Un chino atrás (II)
Acepté el noviazgo con el chino,en contra de mi voluntad,porque en esa época el respeto a un padre se consideraba sagrado, incondicional, absoluto.
Al principio, casi toda la familia se atrincheró a mi lado. Nadie entendía que a los 17 años, plena flor de mi vida, renunciara a ser feliz.
Sin embargo, los cartuchos de frutas enviados por el chino arribaban puntuales cada día y no tardaron en hacer efecto. Manzanas envenenadas, papayas insolentes, hipócritas anones, socarronas piñas, guayabas indiscretas, chovinistas naranjas, duraznos resentidos, volubles fresas, peras altaneras, mangos bizcochuelos en pandilla, hieráticos canisteles, uvas falaces, mameyes adulones, traicioneras guanábanas, abusivos plátanos manzanos… Ejército de pulpas, zumos y champolas —dirigido con malicia a paladar y estómago—, responsable de numerosas bajas en las filas de una resistencia disminuida finalmente a mamá —clandestina— y a mi hermana Lola, que no daba ni pedía tregua.
Papá concedió a su «futuro yerno» el derecho a visitas diarias, de ocho a diez de la noche. Yo, tan pronto llegaba de la colocación, me daba una ducha, comía un poco de gofio1con azúcar y desahogaba mis penas con Lola.
A las ocho en punto, debía estar sentada en la sala con el chino —y mamá, de chaperona—, en dos sillones jimaguas que soportaban junto a mí su letanía de extender el negocio de frutas, promesas sobre la vida que me esperaba luego de casarnos, y el copón divino.
Yo apenas asentía, sin ponerle mucho asunto, y murmuraba: «Anjá» para acá y «Anjá» para allá, al ritmo del balanceo. Eso sí, cuando él decía pretender un montón de hijos, asentimiento y «Anjá» se me atoraban de inmediato.
Solo de imaginarme rodeada por copias diminutas de ese hombre —su cara reproducida al infinito—,el gofio se me revolvía en el estómago.
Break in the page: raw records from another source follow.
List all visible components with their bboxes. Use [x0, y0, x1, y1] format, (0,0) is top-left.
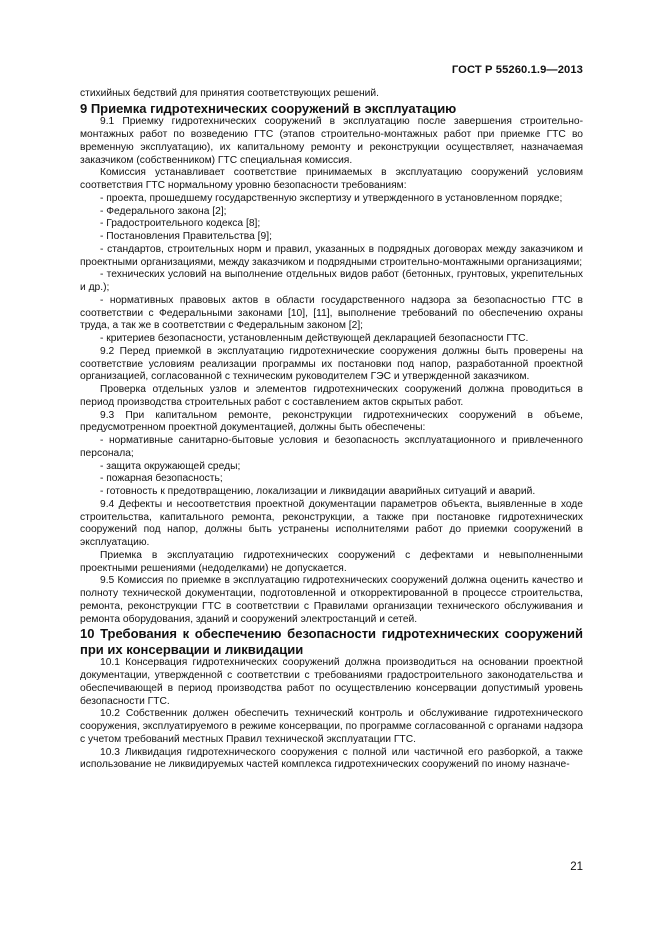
paragraph: Приемка в эксплуатацию гидротехнических сооружений с дефектами и невыполненными проектными решениями (недоделками) не допускается. — [80, 549, 583, 574]
list-item: - нормативные санитарно-бытовые условия и безопасность эксплуатационного и привлеченного персонала; — [80, 435, 583, 459]
paragraph: Комиссия устанавливает соответствие принимаемых в эксплуатацию сооружений условиям соответствия ГТС нормальному уровню безопасности требованиям: — [80, 167, 583, 191]
list-item: - проекта, прошедшему государственную экспертизу и утвержденного в установленном порядке; — [100, 192, 563, 204]
paragraph: 9.1 Приемку гидротехнических сооружений в эксплуатацию после завершения строительно-монтажных работ по возведению ГТС (этапов строительно-монтажных работ при приемке ГТС во временную эксплуатацию), их капитальному ремонту и реконструкции осуществляет, назначаемая заказчиком (собственником) ГТС специальная комиссия. — [80, 116, 583, 166]
paragraph: 9.5 Комиссия по приемке в эксплуатацию гидротехнических сооружений должна оценить качество и полноту технической документации, подготовленной и откорректированной в процессе строительства, ремонта, реконструкции ГТС в соответствии с Правилами организации технического обслуживания и ремонта оборудования, зданий и сооружений электростанций и сетей. — [80, 575, 583, 625]
paragraph: 9.3 При капитальном ремонте, реконструкции гидротехнических сооружений в объеме, предусмотренном проектной документацией, должны быть обеспечены: — [80, 409, 583, 434]
paragraph: 9.4 Дефекты и несоответствия проектной документации параметров объекта, выявленные в ходе строительства, капитального ремонта, реконструкции, а также при постановке гидротехнических сооружений под напор, должны быть устранены исполнителями работ до приемки сооружений в эксплуатацию. — [80, 498, 583, 548]
document-body — [80, 88, 583, 772]
list-item: - Градостроительного кодекса [8]; — [100, 218, 261, 230]
list-item: - нормативных правовых актов в области государственного надзора за безопасностью ГТС в соответствии с Федеральными законами [10], [11], выполнение требований по обеспечению охраны труда, а так же в соответствии с Федеральным законом [2]; — [80, 294, 583, 332]
list-item: - стандартов, строительных норм и правил, указанных в подрядных договорах между заказчиком и проектными организациями, между заказчиком и подрядными строительно-монтажными организациями; — [80, 243, 583, 268]
paragraph: 10.3 Ликвидация гидротехнического сооружения с полной или частичной его разборкой, а также использование не ликвидируемых частей комплекса гидротехнических сооружений по иному назначе- — [80, 746, 583, 771]
list-item: - защита окружающей среды; — [100, 460, 241, 472]
paragraph: Проверка отдельных узлов и элементов гидротехнических сооружений должна проводиться в период производства строительных работ с составлением актов скрытых работ. — [80, 384, 583, 408]
page-number: 21 — [570, 861, 583, 873]
section-9-heading: 9 Приемка гидротехнических сооружений в эксплуатацию — [80, 100, 457, 116]
list-item: - Федерального закона [2]; — [100, 205, 227, 217]
section-10-heading: 10 Требования к обеспечению безопасности гидротехнических сооружений при их консервации и ликвидации — [80, 626, 583, 657]
list-item: - технических условий на выполнение отдельных видов работ (бетонных, грунтовых, укрепительных и др.); — [80, 269, 583, 293]
paragraph: 10.1 Консервация гидротехнических сооружений должна производиться на основании проектной документации, утвержденной с соответствии с требованиями градостроительного законодательства и обеспечивающей в период производства работ по осуществлению консервации допустимый уровень безопасности ГТС. — [80, 657, 583, 707]
section-9-body — [80, 116, 583, 626]
intro-paragraph: стихийных бедствий для принятия соответствующих решений. — [80, 88, 379, 99]
paragraph: 10.2 Собственник должен обеспечить технический контроль и обслуживание гидротехнического сооружения, эксплуатируемого в режиме консервации, по программе согласованной с органами надзора с учетом требований местных Правил технической эксплуатации ГТС. — [80, 708, 583, 745]
paragraph: 9.2 Перед приемкой в эксплуатацию гидротехнические сооружения должны быть проверены на соответствие условиям реализации программы их постановки под напор, разработанной проектной организацией, согласованной с техническим руководителем ГЭС и утвержденной заказчиком. — [80, 345, 583, 383]
standard-designation: ГОСТ Р 55260.1.9—2013 — [451, 64, 583, 76]
list-item: - готовность к предотвращению, локализации и ликвидации аварийных ситуаций и аварий. — [100, 486, 536, 497]
list-item: - пожарная безопасность; — [100, 473, 223, 485]
list-item: - критериев безопасности, установленным действующей декларацией безопасности ГТС. — [100, 333, 529, 344]
section-10-body — [80, 657, 583, 772]
list-item: - Постановления Правительства [9]; — [100, 231, 272, 242]
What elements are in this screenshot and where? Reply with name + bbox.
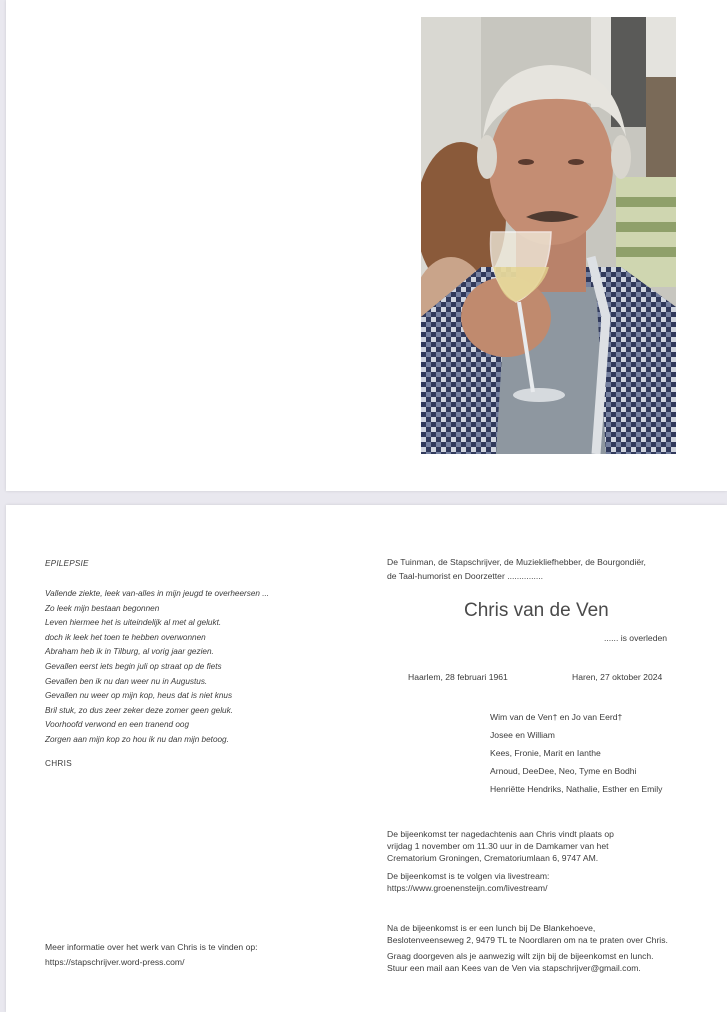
poem-line: Leven hiermee het is uiteindelijk al met al gelukt. [45,618,222,628]
card-front-page [6,0,727,491]
ceremony-line: De bijeenkomst ter nagedachtenis aan Chris vindt plaats op [387,829,614,839]
lunch-line: Na de bijeenkomst is er een lunch bij De Blankehoeve, [387,923,596,933]
ceremony-line: Crematorium Groningen, Crematoriumlaan 6, 9747 AM. [387,853,599,863]
poem-line: Gevallen nu weer op mijn kop, heus dat is niet knus [45,691,233,701]
poem-title: EPILEPSIE [45,559,89,568]
family-line: Henriëtte Hendriks, Nathalie, Esther en Emily [490,784,663,794]
livestream-link[interactable]: https://www.groenensteijn.com/livestream/ [387,883,548,893]
poem-line: Abraham heb ik in Tilburg, al vorig jaar gezien. [45,647,214,657]
poem-line: Vallende ziekte, leek van-alles in mijn jeugd te overheersen ... [45,589,270,598]
birth-place-date: Haarlem, 28 februari 1961 [408,672,508,682]
more-info-text: Meer informatie over het werk van Chris is te vinden op: [45,942,258,952]
card-inside-page [6,505,727,1012]
family-line: Wim van de Ven† en Jo van Eerd† [490,712,623,722]
poem-line: Gevallen ben ik nu dan weer nu in Augustus. [45,676,208,686]
poem-line: Gevallen eerst iets begin juli op straat op de fiets [45,661,222,671]
lunch-line: Graag doorgeven als je aanwezig wilt zijn bij de bijeenkomst en lunch. [387,951,654,961]
poem-line: Voorhoofd verwond en een tranend oog [45,720,189,730]
nicknames-line: De Tuinman, de Stapschrijver, de Muziekliefhebber, de Bourgondiër, [387,557,646,567]
portrait-photo [421,17,676,454]
deceased-name: Chris van de Ven [464,600,609,621]
poem-line: Zo leek mijn bestaan begonnen [45,603,160,613]
lunch-info [387,922,668,974]
family-line: Kees, Fronie, Marit en Ianthe [490,748,601,758]
poem-body [45,587,269,748]
livestream-text: De bijeenkomst is te volgen via livestream: [387,871,550,881]
ceremony-line: vrijdag 1 november om 11.30 uur in de Damkamer van het [387,841,609,851]
family-line: Arnoud, DeeDee, Neo, Tyme en Bodhi [490,766,637,776]
poem-line: Zorgen aan mijn kop zo hou ik nu dan mijn betoog. [45,734,229,744]
poem-line: Bril stuk, zo dus zeer zeker deze zomer geen geluk. [45,705,233,715]
ceremony-info [387,828,614,894]
death-place-date: Haren, 27 oktober 2024 [572,672,663,682]
nicknames-line: de Taal-humorist en Doorzetter ............... [387,571,544,581]
lunch-line: Beslotenveenseweg 2, 9479 TL te Noordlaren om na te praten over Chris. [387,935,668,945]
lunch-contact-line: Stuur een mail aan Kees van de Ven via stapschrijver@gmail.com. [387,963,641,973]
family-line: Josee en William [490,730,555,740]
poem-signature: CHRIS [45,759,72,768]
portrait-illustration [421,17,676,454]
more-info-link[interactable]: https://stapschrijver.word-press.com/ [45,957,185,967]
poem-line: doch ik leek het toen te hebben overwonnen [45,632,206,642]
family-list [490,708,662,798]
passed-away-text: ...... is overleden [604,633,668,643]
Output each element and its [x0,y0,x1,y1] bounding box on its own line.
Y ni hablar de la cuestión previa. ¡Dios misericordioso!
El chino también era celoso en extremo. A cada rato dejaba caer sus leyes, como preparándome para lo que vendría. El colmo fue cuando cumplimos un año de novios.
Ese día, alquiló un Buick descapotable y nos paseó a mamá, a Lola y a mí por el Vedado, hasta una cafetería donde bebimos té frío con pastel de limón —según él, aquello estaba de moda; y sabía rico, la verdad, mas no llenaba—. Merendando allí, lo soltó:
—Muñeca, después que nos casemos, no quiero que te visite ningún hombre. Ni siquiera tu padre o tus hermanos.
Por poco me atraganto con el pastel. Miré a mamá y a Lola. Sus rostros eran poemas.
De regreso a casa, Lola dijo que si no terminaba con ese chino sádico, me dejaría de hablar. Entré al baño y lloré empapada bajo el caño de la ducha. Ahí estuve un buen rato. Mamá tocó a la puerta y puso fin a mi angustia:
- Sal de abajo del agua, mija, eso debilita.
La noche siguiente, me negué a recibir al chino. Y la otra. Y todas a partir de entonces. Papá se puso hecho una fiera. Amenazó. Dijo horrores. Pero yo estaba decidida. Y conté con el apoyo de Lola y de mamá.
Por supuesto, sin los cartuchos de frutas, el clima en casa permaneció tenso. Varios de la familia me viraron los cañones.
El tiempo pasó, y un día, cuando ya nadie hablaba del chino, llegó la noticia de que se había ahorcado. Nunca entendimos por qué.
Dios sabe que yo no le guardaba rencor. Jamás albergué malos sentimientos.
Tampoco he tenido pesadillas con él. Por suerte. El pobre ya era feo vivo. Di tú, muerto y con la lengua afuera.
Referencias, Notas o Fuentes consultadas
Nota:
1Harina gruesa de trigo, maíz o cebada, tostados.